Yesterday’s federal budget announcement of $200M to establish a Black-led philanthropic endowment fund goes a long way towards that vision. The government has stepped in to address the gap in support by Canadian philanthropy, but this should not be seen as the end of the story. As welcome as this funding is, it is not a substitute for the role that the philanthropic sector should play in addressing the very real needs of Canada’s Black communities.  

It is time for Canadian philanthropy to take action to empower Black-led and Black-serving organizations with the resources needed to dismantle the barriers that are not being addressed by current systems.  We ask that you join us in encouraging Canadian philanthropy to invest in this change.

We know that this change will not come all at once, and that there is a need for conversations to help understand and address the questions that boards may have.  At the very least, we want to help Canadian philanthropy make as an informed decision as possible.

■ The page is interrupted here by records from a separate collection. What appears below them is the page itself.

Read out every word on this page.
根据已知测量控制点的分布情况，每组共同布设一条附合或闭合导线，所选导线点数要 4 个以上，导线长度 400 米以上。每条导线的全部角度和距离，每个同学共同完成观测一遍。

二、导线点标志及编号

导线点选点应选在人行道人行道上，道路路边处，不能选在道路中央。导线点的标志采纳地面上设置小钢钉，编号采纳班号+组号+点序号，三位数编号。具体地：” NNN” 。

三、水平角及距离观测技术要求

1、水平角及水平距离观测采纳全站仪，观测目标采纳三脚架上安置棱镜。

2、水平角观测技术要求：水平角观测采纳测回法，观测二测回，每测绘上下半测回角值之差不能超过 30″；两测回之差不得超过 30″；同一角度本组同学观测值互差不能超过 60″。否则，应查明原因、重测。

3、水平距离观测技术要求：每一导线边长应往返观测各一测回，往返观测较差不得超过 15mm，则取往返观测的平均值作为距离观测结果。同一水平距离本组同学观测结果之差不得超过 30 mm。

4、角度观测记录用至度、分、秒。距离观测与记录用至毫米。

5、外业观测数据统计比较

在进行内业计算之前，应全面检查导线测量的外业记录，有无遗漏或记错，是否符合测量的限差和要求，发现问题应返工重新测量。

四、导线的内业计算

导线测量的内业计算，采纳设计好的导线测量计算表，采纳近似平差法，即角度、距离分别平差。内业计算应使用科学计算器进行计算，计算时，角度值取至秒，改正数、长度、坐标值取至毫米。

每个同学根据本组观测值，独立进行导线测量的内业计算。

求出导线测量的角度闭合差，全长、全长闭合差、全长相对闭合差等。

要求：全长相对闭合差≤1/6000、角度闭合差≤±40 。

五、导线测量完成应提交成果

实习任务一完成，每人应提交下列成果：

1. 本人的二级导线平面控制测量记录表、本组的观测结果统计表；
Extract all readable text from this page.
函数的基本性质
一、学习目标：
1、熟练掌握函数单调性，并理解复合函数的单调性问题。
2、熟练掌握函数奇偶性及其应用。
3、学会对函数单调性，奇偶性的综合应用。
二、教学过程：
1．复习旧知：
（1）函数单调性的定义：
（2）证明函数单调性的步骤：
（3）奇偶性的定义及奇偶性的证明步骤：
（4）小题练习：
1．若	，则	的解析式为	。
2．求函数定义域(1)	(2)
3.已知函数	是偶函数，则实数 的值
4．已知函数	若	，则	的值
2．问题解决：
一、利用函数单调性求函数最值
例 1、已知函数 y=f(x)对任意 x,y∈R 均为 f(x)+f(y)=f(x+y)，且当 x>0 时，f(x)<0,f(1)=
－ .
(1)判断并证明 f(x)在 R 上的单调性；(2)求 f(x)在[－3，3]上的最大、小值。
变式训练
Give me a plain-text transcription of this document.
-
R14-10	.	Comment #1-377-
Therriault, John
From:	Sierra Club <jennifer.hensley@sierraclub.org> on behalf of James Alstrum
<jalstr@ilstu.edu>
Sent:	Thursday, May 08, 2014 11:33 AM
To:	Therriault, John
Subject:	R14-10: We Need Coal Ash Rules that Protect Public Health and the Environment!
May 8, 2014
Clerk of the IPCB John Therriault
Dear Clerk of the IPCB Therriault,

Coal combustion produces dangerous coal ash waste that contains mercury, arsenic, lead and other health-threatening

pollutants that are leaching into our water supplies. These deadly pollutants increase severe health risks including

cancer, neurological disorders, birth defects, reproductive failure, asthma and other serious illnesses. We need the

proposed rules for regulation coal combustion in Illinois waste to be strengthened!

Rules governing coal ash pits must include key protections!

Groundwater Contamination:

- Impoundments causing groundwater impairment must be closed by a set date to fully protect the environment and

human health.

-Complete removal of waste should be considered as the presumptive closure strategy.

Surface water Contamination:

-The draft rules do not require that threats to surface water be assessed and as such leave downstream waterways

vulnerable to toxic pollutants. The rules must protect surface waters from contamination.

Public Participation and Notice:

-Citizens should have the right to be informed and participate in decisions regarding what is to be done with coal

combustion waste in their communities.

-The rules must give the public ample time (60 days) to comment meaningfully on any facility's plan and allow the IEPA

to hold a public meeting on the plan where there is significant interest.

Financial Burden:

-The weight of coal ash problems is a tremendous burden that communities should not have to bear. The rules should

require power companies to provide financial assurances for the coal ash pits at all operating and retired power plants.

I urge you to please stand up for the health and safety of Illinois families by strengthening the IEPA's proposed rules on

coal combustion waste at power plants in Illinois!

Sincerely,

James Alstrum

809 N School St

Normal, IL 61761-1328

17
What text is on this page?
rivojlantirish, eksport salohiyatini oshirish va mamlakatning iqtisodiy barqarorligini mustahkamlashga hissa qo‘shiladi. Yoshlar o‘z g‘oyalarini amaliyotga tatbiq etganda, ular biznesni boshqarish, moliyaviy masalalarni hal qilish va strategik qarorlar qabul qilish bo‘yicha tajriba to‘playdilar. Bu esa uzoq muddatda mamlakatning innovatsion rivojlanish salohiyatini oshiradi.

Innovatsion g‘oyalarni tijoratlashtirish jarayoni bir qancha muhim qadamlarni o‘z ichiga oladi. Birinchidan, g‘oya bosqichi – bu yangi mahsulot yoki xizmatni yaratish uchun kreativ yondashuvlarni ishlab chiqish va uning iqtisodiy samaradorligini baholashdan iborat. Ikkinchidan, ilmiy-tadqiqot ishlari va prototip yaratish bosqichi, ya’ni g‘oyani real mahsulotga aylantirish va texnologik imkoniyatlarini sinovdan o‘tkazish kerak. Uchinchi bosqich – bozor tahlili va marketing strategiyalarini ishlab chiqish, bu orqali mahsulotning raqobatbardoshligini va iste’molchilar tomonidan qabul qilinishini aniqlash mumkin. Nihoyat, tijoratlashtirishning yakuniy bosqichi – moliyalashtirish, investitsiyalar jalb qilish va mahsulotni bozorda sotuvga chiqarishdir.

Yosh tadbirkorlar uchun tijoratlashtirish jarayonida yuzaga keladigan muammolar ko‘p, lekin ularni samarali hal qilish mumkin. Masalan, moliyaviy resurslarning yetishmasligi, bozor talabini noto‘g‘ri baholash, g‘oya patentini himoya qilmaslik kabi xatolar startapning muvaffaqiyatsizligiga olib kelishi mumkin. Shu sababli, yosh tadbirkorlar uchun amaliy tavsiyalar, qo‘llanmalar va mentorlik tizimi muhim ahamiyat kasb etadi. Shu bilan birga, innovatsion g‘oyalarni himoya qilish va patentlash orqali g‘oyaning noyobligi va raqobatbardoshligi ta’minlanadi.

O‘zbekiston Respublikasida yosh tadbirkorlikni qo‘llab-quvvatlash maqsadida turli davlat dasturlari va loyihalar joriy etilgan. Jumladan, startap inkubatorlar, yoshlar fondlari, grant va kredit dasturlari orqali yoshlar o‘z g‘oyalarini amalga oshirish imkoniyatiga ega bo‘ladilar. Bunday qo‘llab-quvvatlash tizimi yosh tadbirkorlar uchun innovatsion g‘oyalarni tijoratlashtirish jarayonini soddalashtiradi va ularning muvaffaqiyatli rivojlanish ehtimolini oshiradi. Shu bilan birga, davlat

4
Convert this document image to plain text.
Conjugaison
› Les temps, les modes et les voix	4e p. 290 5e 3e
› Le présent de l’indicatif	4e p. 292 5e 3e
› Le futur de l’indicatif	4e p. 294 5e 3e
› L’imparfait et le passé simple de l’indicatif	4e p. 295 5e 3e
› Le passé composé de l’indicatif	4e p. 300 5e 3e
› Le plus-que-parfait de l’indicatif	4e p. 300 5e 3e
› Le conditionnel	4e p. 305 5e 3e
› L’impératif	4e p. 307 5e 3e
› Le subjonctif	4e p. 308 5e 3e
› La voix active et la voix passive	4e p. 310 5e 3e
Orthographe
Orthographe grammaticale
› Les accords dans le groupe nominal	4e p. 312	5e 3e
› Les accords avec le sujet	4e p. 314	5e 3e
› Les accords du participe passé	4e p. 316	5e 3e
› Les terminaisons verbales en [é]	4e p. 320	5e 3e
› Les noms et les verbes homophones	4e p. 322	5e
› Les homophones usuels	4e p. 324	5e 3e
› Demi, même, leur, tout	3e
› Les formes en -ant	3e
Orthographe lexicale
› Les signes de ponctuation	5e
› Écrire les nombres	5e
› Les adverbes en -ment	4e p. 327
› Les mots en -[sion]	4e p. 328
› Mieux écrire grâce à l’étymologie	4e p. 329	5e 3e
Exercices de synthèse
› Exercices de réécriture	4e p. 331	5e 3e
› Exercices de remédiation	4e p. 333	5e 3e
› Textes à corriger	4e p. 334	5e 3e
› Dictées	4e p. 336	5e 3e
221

As representatives of foundations that have already made the leap, we’d like you to join us on an upcoming webinar, hosted by the Maple Leaf Sports and Entertainment Foundation on May 6th at 1 PM, EST.  We will discuss trust based philanthropy, and the redistribution of power.  You can register for the webinar here, and please feel free to invite others who may be interested.  We look forward to seeing you, and in the meantime, please feel free to reach out to any one of us with any questions about our individual commitments to Black-led philanthropy.

Sincerely,

Sadia Zaman, CEO, Inspirit Foundation

Jehad Aliweiwi, Executive Director, Laidlaw Foundation

Tanya Mruck, Executive Director, MLSE Foundation


[1] Some of the findings from the Unfunded Report: Black-serving and Black-led organizations received 0.70% and 0.07% of grants, respectively, from community organizations. Black-serving and Black-led organizations received 0.13% and 0.03% of grants, respectively, from public and private foundations.